Solve the equation [latex]7e^{5x+4}=e[/latex]. Round the answer to 5 decimal places and use this approximation to check your exact solution.

Example 5

Solve the equation [latex]2^{4x-3}=5^x[/latex].

Solution

[latex]\begin{aligned}2^{4x-3}&=5^x\\\\\log{2^{4x-3}}&=\log{5^x}&&\text{Take the common log of both sides of the equation}\\\\(4x-3)\log{2}&=x\log{5}&&\text{Pull the exponents in front of the logarithms}\\\\4x \log{2} -3\log2&=x\log5&&\text{Distribute the constant }\log2\\\\ 4x\log{2}-x\log5&=3\log2&&\text{Get all variables terms on the same side and constants on the other side}\\\\x\left(4\log{2}-\log(5)\right)&=3\log{2}&&\text{Factor out }x\text{ on the left side}\\\\x&=\dfrac{3\log{2}}{4\log{2}-\log{5}}&&\text{Divide both sides by the constant }\left(\log2-\log5\right)\end{aligned}[/latex]

 

To check our solution we can find an approximation to our answer:

[latex]x=\dfrac{3\log{2}}{4\log{2}-\log{5}}\approx 1.787766[/latex]

Check:

[latex]2^{4x-3}=2^{4(1.787766)-3}=17.76621[/latex]

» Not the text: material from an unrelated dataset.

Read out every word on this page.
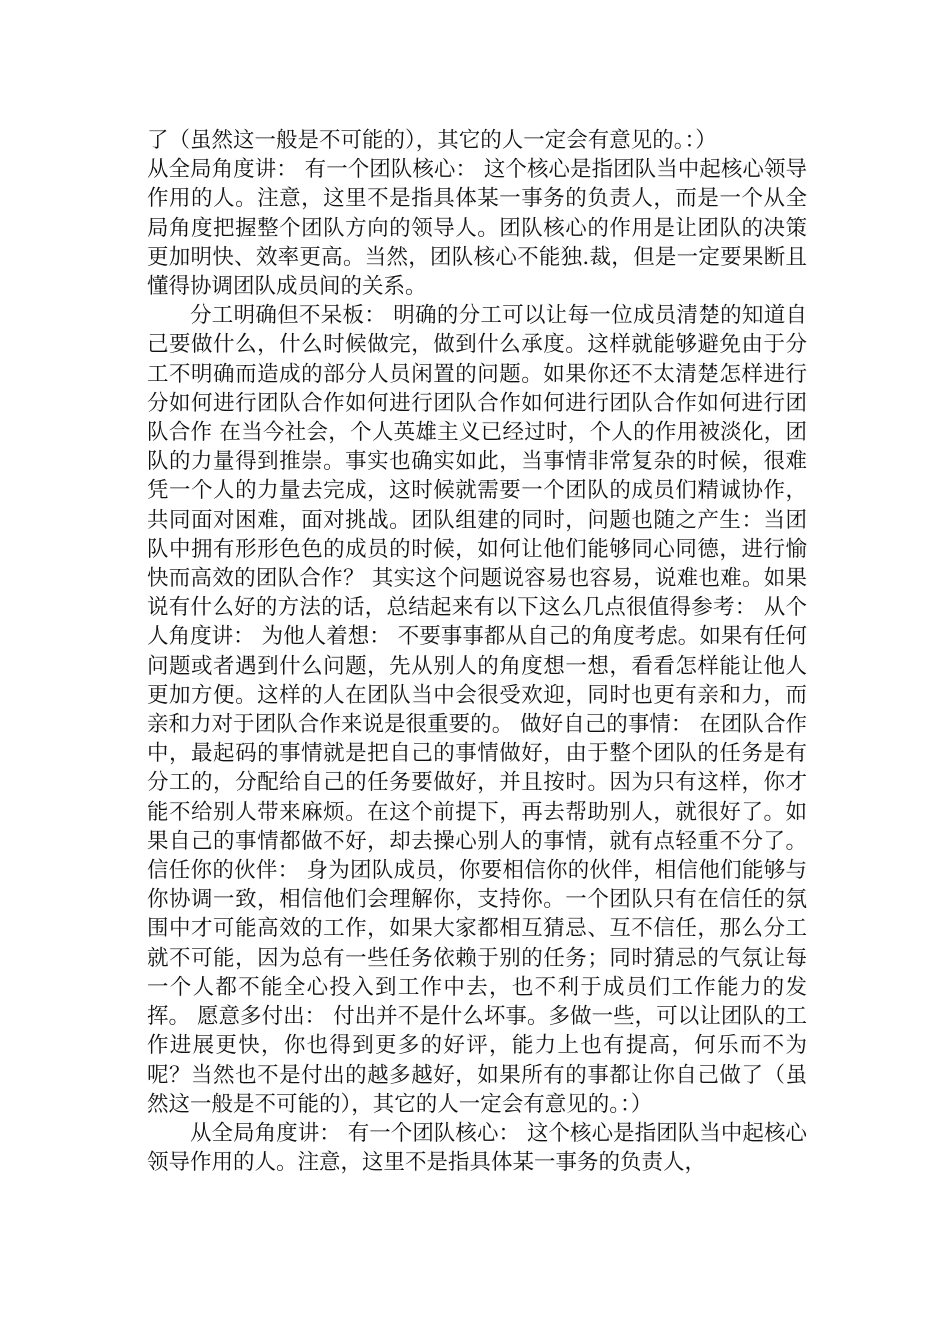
了（虽然这一般是不可能的），其它的人一定会有意见的。：）
从全局角度讲： 有一个团队核心： 这个核心是指团队当中起核心领导作用的人。注意，这里不是指具体某一事务的负责人，而是一个从全局角度把握整个团队方向的领导人。团队核心的作用是让团队的决策更加明快、效率更高。当然，团队核心不能独.裁，但是一定要果断且懂得协调团队成员间的关系。
分工明确但不呆板： 明确的分工可以让每一位成员清楚的知道自己要做什么，什么时候做完，做到什么承度。这样就能够避免由于分工不明确而造成的部分人员闲置的问题。如果你还不太清楚怎样进行分如何进行团队合作如何进行团队合作如何进行团队合作如何进行团队合作 在当今社会，个人英雄主义已经过时，个人的作用被淡化，团队的力量得到推崇。事实也确实如此，当事情非常复杂的时候，很难凭一个人的力量去完成，这时候就需要一个团队的成员们精诚协作，共同面对困难，面对挑战。团队组建的同时，问题也随之产生：当团队中拥有形形色色的成员的时候，如何让他们能够同心同德，进行愉快而高效的团队合作？ 其实这个问题说容易也容易，说难也难。如果说有什么好的方法的话，总结起来有以下这么几点很值得参考： 从个人角度讲： 为他人着想： 不要事事都从自己的角度考虑。如果有任何问题或者遇到什么问题，先从别人的角度想一想，看看怎样能让他人更加方便。这样的人在团队当中会很受欢迎，同时也更有亲和力，而亲和力对于团队合作来说是很重要的。 做好自己的事情： 在团队合作中，最起码的事情就是把自己的事情做好，由于整个团队的任务是有分工的，分配给自己的任务要做好，并且按时。因为只有这样，你才能不给别人带来麻烦。在这个前提下，再去帮助别人，就很好了。如果自己的事情都做不好，却去操心别人的事情，就有点轻重不分了。 信任你的伙伴： 身为团队成员，你要相信你的伙伴，相信他们能够与你协调一致，相信他们会理解你，支持你。一个团队只有在信任的氛围中才可能高效的工作，如果大家都相互猜忌、互不信任，那么分工就不可能，因为总有一些任务依赖于别的任务；同时猜忌的气氛让每一个人都不能全心投入到工作中去，也不利于成员们工作能力的发挥。 愿意多付出： 付出并不是什么坏事。多做一些，可以让团队的工作进展更快，你也得到更多的好评，能力上也有提高，何乐而不为呢？当然也不是付出的越多越好，如果所有的事都让你自己做了（虽然这一般是不可能的），其它的人一定会有意见的。：）
从全局角度讲： 有一个团队核心： 这个核心是指团队当中起核心领导作用的人。注意，这里不是指具体某一事务的负责人，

[latex]5^x=5^{1.787766}=17.6621[/latex]

Try It 5

Solve the equation [latex]3^{6x+1}=7^x[/latex]. Round the answer to 6 decimal places and use this approximation to check your exact solution.

Don’t forget that solving the equation [latex]3^{6x+1}=7^x[/latex] means we are finding the point of intersection of the functions [latex]f(x)=3^{6x+1}[/latex]and [latex]g(x)=7^x[/latex] (figure 4), so determining the point of intersection graphically is also a way to check our solution.

intersection of two exponential functions

Figure 4. The intersection of two functions

Example 6

Solve the equation [latex]5^{3x+2}=2^{2x-5}[/latex].

Solution

[latex]\begin{aligned}5^{3x+2}&=2^{2x-5}\\\\ \log_5{5^{3x+2}}&=\log_5{2^{2x-5}}\\\\(3x+2)\log_5{5}&=(2x-5)\log_5{2}\\\\ 3x+2&=2x\log_5{2}-5\log_5{2}\\\\ 2+5\log_5{2}&=2x\log_5{2}-3x\\\\2+5\log_5{2}&=x\left(2\log_5{2}-3\right)\\\\\dfrac{2+5\log_5{2}}{2\log_5{2}-3}&=x\end{aligned}[/latex]

 

Check

Using a calculator, this exact solution is approximately -1.942061

[latex]5^{3x+2}\approx 5^{3(-1.942061)+2}\approx 0.0021[/latex]

[latex]2^{2x-5}\approx 2^{2(-1.942061)-5}\approx 0.0021[/latex]

Try It 6

Solve the equation [latex]8^{2x-3}=4^{x+5}[/latex].

Notice that Try It 6 could have been solved using the equality of bases:

[latex]\begin{aligned}8^{2x-3}&=4^{x+5}\\\\\left(2^3\right)^{2x-3}&=\left(2^2\right)^{x+5}\\\\2^{6x-9}&=2^{2x+10}\\\\6x-9&=2x+10\\\\4x&=19\\\\x&=\dfrac{19}{4}\end{aligned}[/latex]

Deciding which method to use when solving exponential equations:

If [latex]a^M=C[/latex], where [latex]C[/latex] is a constant and [latex]M[/latex] is a function of [latex]x[/latex], rewrite an equivalent equation in terms of logarithms or take logarithms on both sides of the equation, and then solve for [latex]x[/latex].

If [latex]a^M=b^N[/latex] where[latex]M[/latex] and[latex]N[/latex] are functions of [latex]x[/latex], and [latex]a[/latex] and [latex]b[/latex] are both powers of the same number (e.g., 4 and 8 are both some powers of 2, write the equation using the common base then equate the exponents.

Otherwise, take the logarithm of both sides of the equation. Use natural or common logarithms or logarithms of base [latex]a[/latex] or [latex]b[/latex] for the most concise algebra.